Le ministre Dent a répondu que le collège Aurora a tenté de poursuivre les anciens programmes de traduction et interprétation, mais qu’aucun cours n’a été donné en raison du trop faible nombre d’inscriptions. Depuis la séparation du territoire, a noté le ministre, l’intérêt pour les cours d’interprètes a chuté aux TNO.
« Il y a pourtant beaucoup d’intérêt au niveau des communautés, quand on en parle aux gens », a rétorqué le député de Monfwi, dans une entrevue accordée mardi. D’après lui, si les cours d’interprétation étaient dispensés dans les communautés plutôt que dans les centres régionaux, il y aurait probablement davantage d’inscription. « Les gens veulent être formés dans leur communauté, ils veulent rester près de leur famille », estime-t-il.
D’après Lafferty, le manque d’interprètes de langue autochtone crée des lacunes dans l’offre de services, et ce même dans son comté où la majorité des résidents parlent couramment tlicho.
« À titre d’exemple, à l’hôpital régional Stanton [de Yellowknife] il y a eu une augmentation de plus 40 % des demandes d’interprétation, l’an dernier. Cela démontre clairement que nous devons augmenter l’offre de services d’interprétation », affirme celui qui n’hésite pas à prendre la parole dans sa langue à l’Assemblée législative.
Questionné sur le jugement Moreau et son incidence probable sur les autres langues reconnues par la loi territoriale, Lafferty affirme que le gouvernement a une obligation d’offrir des services dans leur langue à tous les locuteurs de langues officielles du territoire.

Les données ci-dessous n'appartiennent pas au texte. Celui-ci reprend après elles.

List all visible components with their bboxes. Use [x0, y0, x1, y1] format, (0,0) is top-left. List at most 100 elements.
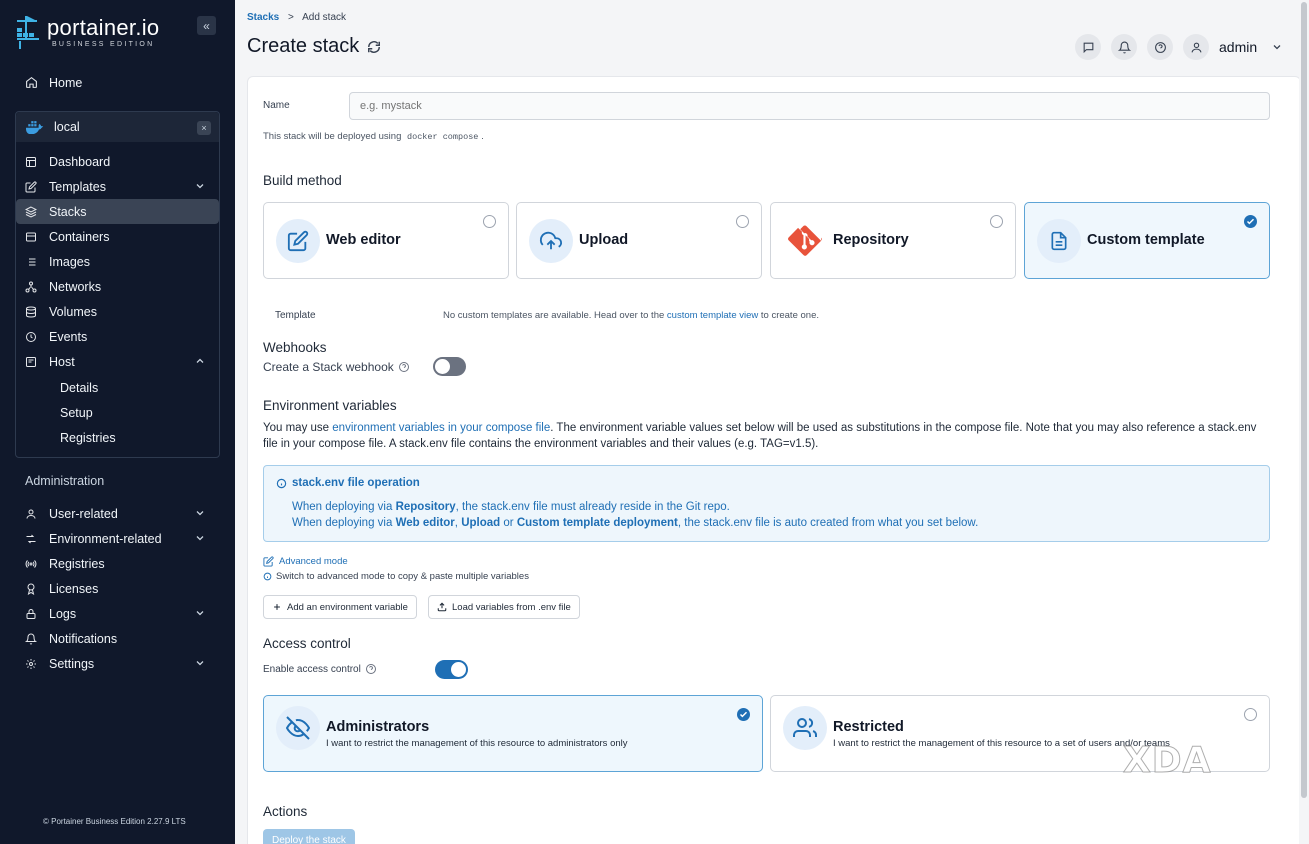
page-title-row: Create stack [247, 35, 381, 58]
bell-icon [24, 632, 38, 646]
sidebar-item-label: Networks [49, 279, 102, 294]
build-method-label: Custom template [1087, 232, 1205, 248]
load-env-file-button[interactable]: Load variables from .env file [428, 595, 580, 619]
message-icon [1082, 41, 1095, 54]
build-method-radio[interactable] [990, 215, 1003, 228]
access-control-label: Enable access control [263, 663, 361, 675]
build-method-radio-checked[interactable] [1244, 215, 1257, 228]
build-method-repository[interactable]: Repository [770, 202, 1016, 279]
sidebar-item-label: Notifications [49, 631, 118, 646]
sidebar-item-label: Home [49, 75, 83, 90]
info-icon [263, 572, 272, 581]
sidebar-item-label: Environment-related [49, 531, 162, 546]
environment-header[interactable]: local × [16, 112, 219, 142]
users-icon [783, 706, 827, 750]
portainer-logo[interactable]: portainer.io BUSINESS EDITION [15, 14, 159, 50]
stack-name-input[interactable] [349, 92, 1270, 120]
sidebar-subitem-setup[interactable]: Setup [60, 406, 93, 420]
sidebar-item-settings[interactable]: Settings [16, 651, 219, 676]
sidebar-subitem-registries[interactable]: Registries [60, 431, 116, 445]
build-method-radio[interactable] [483, 215, 496, 228]
gear-icon [24, 657, 38, 671]
sidebar-item-containers[interactable]: Containers [16, 224, 219, 249]
sidebar-item-host[interactable]: Host [16, 349, 219, 374]
sidebar-item-logs[interactable]: Logs [16, 601, 219, 626]
chevron-down-icon[interactable] [194, 657, 206, 669]
access-option-radio[interactable] [1244, 708, 1257, 721]
toggle-knob [435, 359, 450, 374]
build-method-web-editor[interactable]: Web editor [263, 202, 509, 279]
sidebar-item-label: Images [49, 254, 90, 269]
access-option-desc: I want to restrict the management of thi… [326, 738, 628, 749]
sidebar-item-environment-related[interactable]: Environment-related [16, 526, 219, 551]
refresh-icon[interactable] [367, 40, 381, 54]
sidebar-item-events[interactable]: Events [16, 324, 219, 349]
double-chevron-left-icon: « [203, 18, 210, 33]
build-method-radio[interactable] [736, 215, 749, 228]
deploy-stack-button[interactable]: Deploy the stack [263, 829, 355, 844]
sidebar-item-images[interactable]: Images [16, 249, 219, 274]
sidebar-item-label: Containers [49, 229, 110, 244]
chevron-up-icon[interactable] [194, 355, 206, 367]
sidebar-item-templates[interactable]: Templates [16, 174, 219, 199]
collapse-sidebar-button[interactable]: « [197, 16, 216, 35]
sidebar-item-label: Logs [49, 606, 77, 621]
page-title: Create stack [247, 35, 360, 57]
sidebar-item-networks[interactable]: Networks [16, 274, 219, 299]
build-method-custom-template[interactable]: Custom template [1024, 202, 1270, 279]
info-line-1: When deploying via Repository, the stack… [292, 501, 730, 513]
help-button[interactable] [1147, 34, 1173, 60]
sidebar-item-user-related[interactable]: User-related [16, 501, 219, 526]
advanced-mode-link[interactable]: Advanced mode [263, 556, 348, 567]
sidebar-item-licenses[interactable]: Licenses [16, 576, 219, 601]
webhook-toggle[interactable] [433, 357, 466, 376]
close-environment-button[interactable]: × [197, 121, 211, 135]
access-option-desc: I want to restrict the management of thi… [833, 738, 1170, 749]
custom-template-view-link[interactable]: custom template view [667, 310, 758, 321]
breadcrumb-separator: > [288, 12, 294, 23]
chevron-down-icon[interactable] [194, 532, 206, 544]
box-icon [24, 230, 38, 244]
info-bold: Web editor [395, 517, 455, 529]
chevron-down-icon[interactable] [1271, 41, 1283, 53]
breadcrumb-stacks-link[interactable]: Stacks [247, 12, 279, 23]
sidebar-item-registries[interactable]: Registries [16, 551, 219, 576]
administration-heading: Administration [25, 474, 105, 488]
deploy-note-end: . [481, 131, 484, 142]
access-control-toggle[interactable] [435, 660, 468, 679]
sidebar-item-label: Host [49, 354, 75, 369]
scrollbar-thumb[interactable] [1301, 2, 1307, 798]
chevron-down-icon[interactable] [194, 607, 206, 619]
sidebar-item-stacks[interactable]: Stacks [16, 199, 219, 224]
build-method-label: Repository [833, 232, 909, 248]
build-method-upload[interactable]: Upload [516, 202, 762, 279]
database-icon [24, 305, 38, 319]
user-name[interactable]: admin [1219, 39, 1257, 55]
feedback-button[interactable] [1075, 34, 1101, 60]
help-circle-icon[interactable] [365, 663, 377, 675]
add-env-variable-button[interactable]: Add an environment variable [263, 595, 417, 619]
env-desc-text: You may use [263, 422, 330, 434]
deploy-note: This stack will be deployed using docker… [263, 131, 484, 142]
env-vars-compose-link[interactable]: environment variables in your compose fi… [332, 422, 550, 434]
access-option-radio-checked[interactable] [737, 708, 750, 721]
list-icon [24, 255, 38, 269]
sidebar-item-dashboard[interactable]: Dashboard [16, 149, 219, 174]
sidebar-item-volumes[interactable]: Volumes [16, 299, 219, 324]
sidebar-item-home[interactable]: Home [16, 70, 219, 95]
scrollbar[interactable] [1299, 0, 1309, 844]
help-circle-icon[interactable] [398, 361, 410, 373]
info-bold: Custom template deployment [516, 517, 678, 529]
env-description: You may use environment variables in you… [263, 420, 1263, 452]
sidebar-subitem-details[interactable]: Details [60, 381, 98, 395]
chevron-down-icon[interactable] [194, 180, 206, 192]
network-icon [24, 280, 38, 294]
sidebar-item-label: Dashboard [49, 154, 111, 169]
info-title: stack.env file operation [292, 477, 420, 489]
user-avatar[interactable] [1183, 34, 1209, 60]
chevron-down-icon[interactable] [194, 507, 206, 519]
notifications-button[interactable] [1111, 34, 1137, 60]
access-option-administrators[interactable]: Administrators I want to restrict the ma… [263, 695, 763, 772]
sidebar-item-notifications[interactable]: Notifications [16, 626, 219, 651]
deploy-note-code: docker compose [407, 132, 479, 142]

« Si le français est reconnu, alors nous pensons qu’il faut aller plus loin. Il faut reconnaître les autres langues aussi. La langue tlicho est reconnue comme une langue officielle au TNO, mais cela doit aller plus loin. […] Nous avons besoin de gens de chez nous capables d’expliquer à nos aînés dans leur langue ce qui se passe en justice communautaire, par exemple. »
« La préservation de notre mode de vie traditionnel dépend fortement de notre langue », ajoute-t-il.

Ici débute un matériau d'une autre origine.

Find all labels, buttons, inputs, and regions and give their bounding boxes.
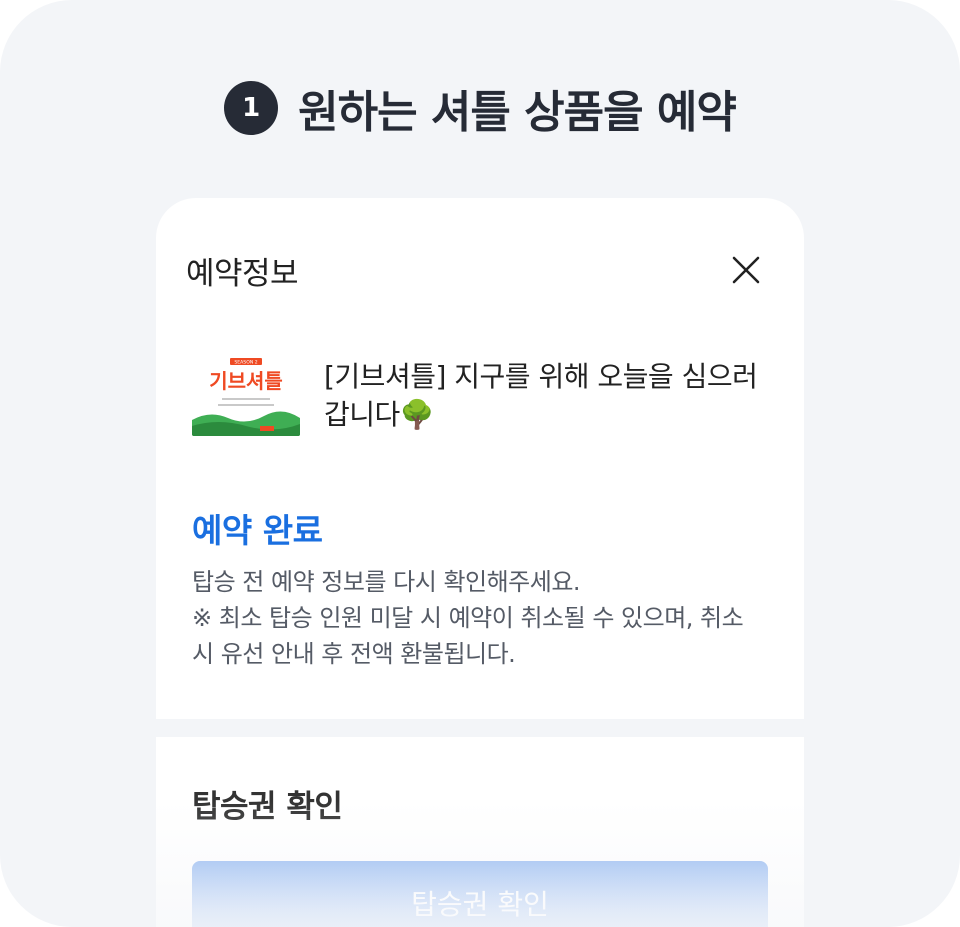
notice-line: ※ 최소 탑승 인원 미달 시 예약이 취소될 수 있으며, 취소 [192,604,744,632]
reservation-info-sheet: 예약정보 SEASON 2 기브셔틀 [기브셔틀] 지구를 위해 오늘을 심으러 [156,198,804,719]
thumb-season-text: SEASON 2 [234,360,257,366]
product-thumbnail: SEASON 2 기브셔틀 [192,354,300,436]
close-button[interactable] [726,250,766,290]
screen-frame: 1 원하는 셔틀 상품을 예약 예약정보 SEASON 2 기브셔틀 [기브셔틀… [0,0,960,927]
ticket-heading: 탑승권 확인 [192,789,343,825]
product-name-line: [기브셔틀] 지구를 위해 오늘을 심으러 [324,360,758,393]
notice-line: 탑승 전 예약 정보를 다시 확인해주세요. [192,568,581,596]
sheet-title: 예약정보 [186,256,299,292]
step-number-badge: 1 [224,81,279,135]
product-name: [기브셔틀] 지구를 위해 오늘을 심으러 갑니다🌳 [324,358,784,434]
view-ticket-button[interactable]: 탑승권 확인 [192,861,768,927]
product-name-line: 갑니다🌳 [324,398,435,431]
reservation-notice: 탑승 전 예약 정보를 다시 확인해주세요. ※ 최소 탑승 인원 미달 시 예… [192,564,782,672]
notice-line: 시 유선 안내 후 전액 환불됩니다. [192,640,516,668]
thumb-logo-text: 기브셔틀 [209,369,283,393]
close-icon [732,256,760,284]
step-title: 원하는 셔틀 상품을 예약 [298,87,737,138]
ticket-section: 탑승권 확인 탑승권 확인 [156,737,804,927]
reservation-status: 예약 완료 [192,511,323,550]
step-header: 1 원하는 셔틀 상품을 예약 [0,76,960,140]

Pour l’anecdote, la proposition de se prévaloir plus fréquemment de leurs droits linguistiques en chambre, lancée récemment par le député de Nunakput, Calvin Pokiak, à ses collègues de l’opposition, semble avoir été bien entendue. Durant la première séance de la cinquième session parlementaire, les députés se sont exprimés en inuvialuktun, en tlicho et en esclave du Nord, donnant ainsi de l’ouvrage aux interprètes de l’Assemblée.
Tout comme le commissaire Tony Whitford dans son discours d’ouverture, le député de Yellowknife Centre, Robert Hawkins, s’est quant à lui risqué à prononcer une phrase en français, mais il n’y a pas eu interprétation.